Abstract

Abstract— In the Port Campbell Embayment of Victoria, australites have been found in situ in channel deposits of the Hanson Plain Sand of Pliocene and Pleistocene age. The large majority of the australites, however, occur as a lag deposit at the basal contact of the Sturgess Sand of late Pleistocene and Holocene age and are spatially correlated with ferruginous sandstone clasts that are derived from the Hanson Plain Sand. Some of the tektites are imbedded in or bonded to the ferruginous sandstone clasts, but most are found as individual tektite fragments. A few percent of the tektites have nearly perfectly preserved, complete aerodynamically shaped forms. The sandstone clasts and associated tektites have been reworked from the much older underlying Hanson Plain and have been locally concentrated in the lag deposit. Some tektites also occur at higher levels in the Sturgess Sand, almost invariably in association with stone flakes, exotic stones transported by the aborigines and, locally, with middens of mollusc shells.
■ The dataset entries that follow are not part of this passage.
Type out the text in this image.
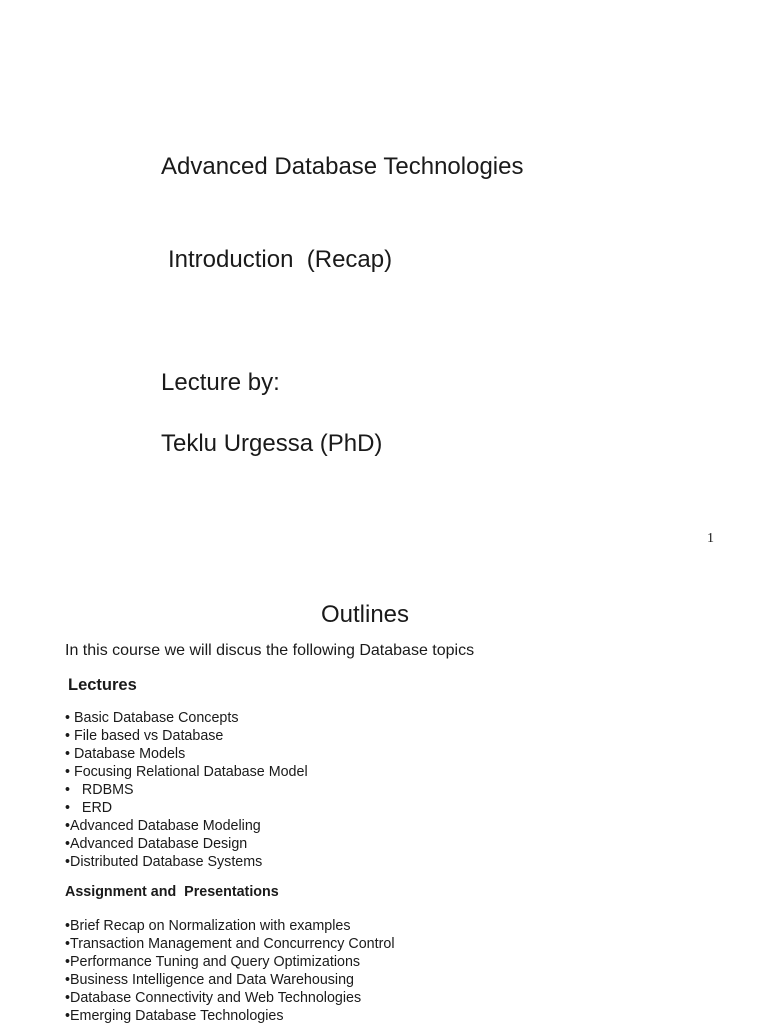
Advanced Database Technologies
Introduction  (Recap)
Lecture by:
Teklu Urgessa (PhD)
1
Outlines
In this course we will discus the following Database topics
Lectures
• Basic Database Concepts
• File based vs Database
• Database Models
• Focusing Relational Database Model
•   RDBMS
•   ERD
•Advanced Database Modeling
•Advanced Database Design
•Distributed Database Systems
Assignment and  Presentations
•Brief Recap on Normalization with examples
•Transaction Management and Concurrency Control
•Performance Tuning and Query Optimizations
•Business Intelligence and Data Warehousing
•Database Connectivity and Web Technologies
•Emerging Database Technologies
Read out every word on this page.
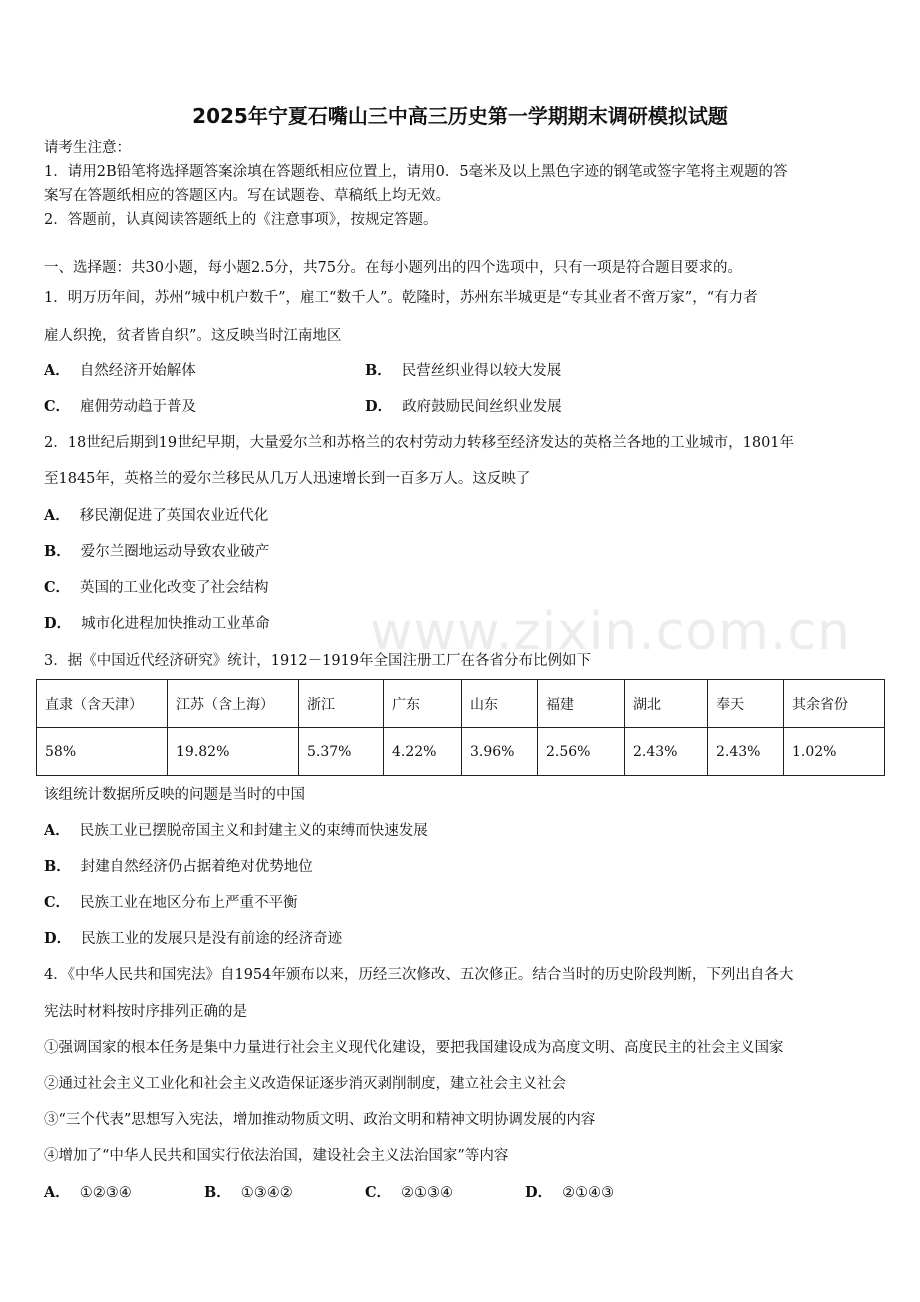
www.zixin.com.cn
2025年宁夏石嘴山三中高三历史第一学期期末调研模拟试题
请考生注意：
1．请用2B铅笔将选择题答案涂填在答题纸相应位置上，请用0．5毫米及以上黑色字迹的钢笔或签字笔将主观题的答
案写在答题纸相应的答题区内。写在试题卷、草稿纸上均无效。
2．答题前，认真阅读答题纸上的《注意事项》，按规定答题。
一、选择题：共30小题，每小题2.5分，共75分。在每小题列出的四个选项中，只有一项是符合题目要求的。
1．明万历年间，苏州“城中机户数千”，雇工“数千人”。乾隆时，苏州东半城更是“专其业者不啻万家”，“有力者
雇人织挽，贫者皆自织”。这反映当时江南地区
A． 自然经济开始解体	B． 民营丝织业得以较大发展
C． 雇佣劳动趋于普及	D． 政府鼓励民间丝织业发展
2．18世纪后期到19世纪早期，大量爱尔兰和苏格兰的农村劳动力转移至经济发达的英格兰各地的工业城市，1801年
至1845年，英格兰的爱尔兰移民从几万人迅速增长到一百多万人。这反映了
A． 移民潮促进了英国农业近代化
B． 爱尔兰圈地运动导致农业破产
C． 英国的工业化改变了社会结构
D． 城市化进程加快推动工业革命
3．据《中国近代经济研究》统计，1912－1919年全国注册工厂在各省分布比例如下
直隶（含天津）	江苏（含上海）	浙江	广东	山东	福建	湖北	奉天	其余省份
58%	19.82%	5.37%	4.22%	3.96%	2.56%	2.43%	2.43%	1.02%
该组统计数据所反映的问题是当时的中国
A． 民族工业已摆脱帝国主义和封建主义的束缚而快速发展
B． 封建自然经济仍占据着绝对优势地位
C． 民族工业在地区分布上严重不平衡
D． 民族工业的发展只是没有前途的经济奇迹
4．《中华人民共和国宪法》自1954年颁布以来，历经三次修改、五次修正。结合当时的历史阶段判断，下列出自各大
宪法时材料按时序排列正确的是
①强调国家的根本任务是集中力量进行社会主义现代化建设，要把我国建设成为高度文明、高度民主的社会主义国家
②通过社会主义工业化和社会主义改造保证逐步消灭剥削制度，建立社会主义社会
③“三个代表”思想写入宪法，增加推动物质文明、政治文明和精神文明协调发展的内容
④增加了“中华人民共和国实行依法治国，建设社会主义法治国家”等内容
A． ①②③④	B． ①③④②	C． ②①③④	D． ②①④③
Circumstantial evidence indicates that the aborigines transported the tektites found in the upper part of the Sturgess, particularly at Stanhope Bay. As Port Campbell australites unequivocally occur in strata much older than the late Pleistocene and Holocene Sturgess, there is no longer any conflict between the apparent stratigraphic age of the tektites and the middle Pleistocene ages obtained by various chronometric methods.